Let’s face it. We are literally surrounded by plastic.
It seems impossible to imagine our lives without this synthetic material. This chemical compound, which is often obtained from fossil fuels, has revolutionized human lives both at the individual and societal level. According to PlasticsEurope, over 1.5 million people are employed in the European plastic industry (European Union including Switzerland and Norway), involving almost 60,000 companies. Apart from its impact on the labor market and economic growth, plastic has made packaging, transportation, and construction more efficient than ever. Due to its versatility, plastic has also become an essential material in various sectors, including the electronics industry and the medical field.
However, despite its advantages, plastic has tremendous effects on the environment and our health. And the reason for that is its durability. It can take up to hundreds of years for certain plastic materials to degenerate. What is left is a huge pile of plastic waste which is recycled, used for energy recovery, or found in the landfill. Or worse, it ends up in the ocean where its particles are absorbed by marine life, and eventually, by us human beings. In fact, out of 300 million tons of plastic that are produced yearly, 8 million tons are dumped into the oceans, resulting in massive plastic islands, according to Plastic Oceans.

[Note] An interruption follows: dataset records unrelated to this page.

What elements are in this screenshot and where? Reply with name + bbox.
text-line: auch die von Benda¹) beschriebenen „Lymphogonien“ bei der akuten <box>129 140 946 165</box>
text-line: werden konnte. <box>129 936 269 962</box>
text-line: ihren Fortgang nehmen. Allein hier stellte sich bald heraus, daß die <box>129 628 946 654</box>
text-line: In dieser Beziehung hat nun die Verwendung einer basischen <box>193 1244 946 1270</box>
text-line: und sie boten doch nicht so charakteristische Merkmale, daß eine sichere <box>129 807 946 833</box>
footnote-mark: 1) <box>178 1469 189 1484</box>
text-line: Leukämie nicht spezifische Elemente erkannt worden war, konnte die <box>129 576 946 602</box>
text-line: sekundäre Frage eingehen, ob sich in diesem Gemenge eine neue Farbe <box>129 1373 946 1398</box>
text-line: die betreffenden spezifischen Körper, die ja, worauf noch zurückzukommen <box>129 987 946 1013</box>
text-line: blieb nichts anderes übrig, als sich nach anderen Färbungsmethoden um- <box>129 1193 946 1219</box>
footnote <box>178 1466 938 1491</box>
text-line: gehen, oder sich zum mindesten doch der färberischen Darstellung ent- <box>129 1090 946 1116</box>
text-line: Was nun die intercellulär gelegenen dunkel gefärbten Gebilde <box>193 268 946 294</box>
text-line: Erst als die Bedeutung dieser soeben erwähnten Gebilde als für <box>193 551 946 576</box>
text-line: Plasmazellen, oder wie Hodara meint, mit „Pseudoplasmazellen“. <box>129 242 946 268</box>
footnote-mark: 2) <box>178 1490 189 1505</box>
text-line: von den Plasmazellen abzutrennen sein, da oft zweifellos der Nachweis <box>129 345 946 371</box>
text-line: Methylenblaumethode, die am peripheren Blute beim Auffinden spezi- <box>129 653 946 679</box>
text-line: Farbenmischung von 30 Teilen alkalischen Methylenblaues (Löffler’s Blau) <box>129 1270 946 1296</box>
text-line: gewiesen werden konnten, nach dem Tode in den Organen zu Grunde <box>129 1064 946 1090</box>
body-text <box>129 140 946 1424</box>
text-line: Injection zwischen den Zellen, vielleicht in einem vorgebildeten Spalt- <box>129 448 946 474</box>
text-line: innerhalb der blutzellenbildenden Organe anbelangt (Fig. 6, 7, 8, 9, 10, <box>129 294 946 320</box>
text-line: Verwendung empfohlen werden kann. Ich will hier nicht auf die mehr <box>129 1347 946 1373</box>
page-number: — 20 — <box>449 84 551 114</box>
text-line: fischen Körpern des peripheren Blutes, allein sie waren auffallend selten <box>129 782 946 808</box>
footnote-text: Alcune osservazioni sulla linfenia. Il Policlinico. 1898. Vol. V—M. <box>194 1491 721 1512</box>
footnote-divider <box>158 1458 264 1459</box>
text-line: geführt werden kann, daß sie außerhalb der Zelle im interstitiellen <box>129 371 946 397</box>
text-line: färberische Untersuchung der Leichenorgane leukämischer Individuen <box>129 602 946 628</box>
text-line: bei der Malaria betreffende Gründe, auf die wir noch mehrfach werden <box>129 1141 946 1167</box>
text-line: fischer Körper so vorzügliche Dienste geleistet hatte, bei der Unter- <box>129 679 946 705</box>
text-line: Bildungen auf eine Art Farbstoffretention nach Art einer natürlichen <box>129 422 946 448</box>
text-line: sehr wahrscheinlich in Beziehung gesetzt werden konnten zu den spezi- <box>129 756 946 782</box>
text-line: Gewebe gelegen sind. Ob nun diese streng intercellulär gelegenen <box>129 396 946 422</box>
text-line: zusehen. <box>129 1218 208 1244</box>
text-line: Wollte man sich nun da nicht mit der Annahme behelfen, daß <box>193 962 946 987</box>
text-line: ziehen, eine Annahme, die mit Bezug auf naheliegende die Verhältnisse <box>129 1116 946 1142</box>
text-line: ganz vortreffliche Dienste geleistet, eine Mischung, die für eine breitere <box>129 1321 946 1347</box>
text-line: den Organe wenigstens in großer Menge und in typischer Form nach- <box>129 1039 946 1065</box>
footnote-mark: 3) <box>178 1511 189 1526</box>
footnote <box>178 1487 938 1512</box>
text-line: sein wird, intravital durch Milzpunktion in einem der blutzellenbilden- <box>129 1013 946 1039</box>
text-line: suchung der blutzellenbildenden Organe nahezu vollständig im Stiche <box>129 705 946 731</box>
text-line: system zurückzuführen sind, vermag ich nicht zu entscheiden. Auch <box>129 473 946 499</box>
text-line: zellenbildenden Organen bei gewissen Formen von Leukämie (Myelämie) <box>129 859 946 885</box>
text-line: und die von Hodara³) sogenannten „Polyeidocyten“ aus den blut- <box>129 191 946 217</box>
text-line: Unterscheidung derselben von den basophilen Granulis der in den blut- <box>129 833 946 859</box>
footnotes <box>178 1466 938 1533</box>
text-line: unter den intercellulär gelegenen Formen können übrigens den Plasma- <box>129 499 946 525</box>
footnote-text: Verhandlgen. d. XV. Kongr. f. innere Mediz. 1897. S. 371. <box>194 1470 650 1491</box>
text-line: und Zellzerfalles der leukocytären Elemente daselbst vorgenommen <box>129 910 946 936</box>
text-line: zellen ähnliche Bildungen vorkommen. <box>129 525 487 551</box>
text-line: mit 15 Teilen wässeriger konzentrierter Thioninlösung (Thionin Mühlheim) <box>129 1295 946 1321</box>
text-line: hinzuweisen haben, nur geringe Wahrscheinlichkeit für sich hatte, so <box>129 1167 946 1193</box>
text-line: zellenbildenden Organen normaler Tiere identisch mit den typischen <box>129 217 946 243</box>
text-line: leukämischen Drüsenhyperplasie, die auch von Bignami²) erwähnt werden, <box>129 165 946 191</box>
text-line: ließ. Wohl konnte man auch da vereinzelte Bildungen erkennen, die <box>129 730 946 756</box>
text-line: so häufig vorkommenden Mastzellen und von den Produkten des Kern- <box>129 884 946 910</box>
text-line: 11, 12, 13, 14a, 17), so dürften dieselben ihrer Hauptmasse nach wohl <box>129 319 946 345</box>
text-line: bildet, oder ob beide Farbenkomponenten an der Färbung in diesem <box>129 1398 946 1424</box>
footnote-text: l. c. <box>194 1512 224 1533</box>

And it’s not going to get any better. A recent study by Lebreton et al. (2018) shows “that ocean plastic pollution within the GPGP [Great Pacific Garbage Patch] is increasing exponentially and at a faster rate than in surrounding waters”. The Garbage Patch, amounting to 1.6 million square kilometers, which is three times the size of France, should now get even bigger?
Maybe not. A group of scientists has discovered a new enzyme that can eat plastic. While analyzing an already existent enzyme that was first found in Japan, the researchers found a way to improve it and create a better version. Now, this new enzyme is capable of eating polyethylene terephtalate, also known as PET, as well as PEF, a bio-based plastic. However, before this enzyme will be used at large scale, it will take further research to ensure no unforeseen consequences. In the meantime, it is up to us to decrease our plastic use for a better, sustainable environment and for a healthier life.
Lebreton, Laurent CM; Slat, Boyan; Ferrari, Francesco; Sainte-Rose, Bruno; Aitken, Jen; Marthouse, Bob; Hajbane, Sara; Cunsolo, Serena; Schwarz, Anna; Levivier, Aurore; Noble, Kim; Debeljak, Pavla; Maral, Hanna; Schoeneich-Argent, Rosanna; Brambini, Roberto; Reisser, Julia. 2018. “Evidence that the Great Pacific Garbage Patch is rapidly accumulating plastic”. Scientific Reports 8, 1-15.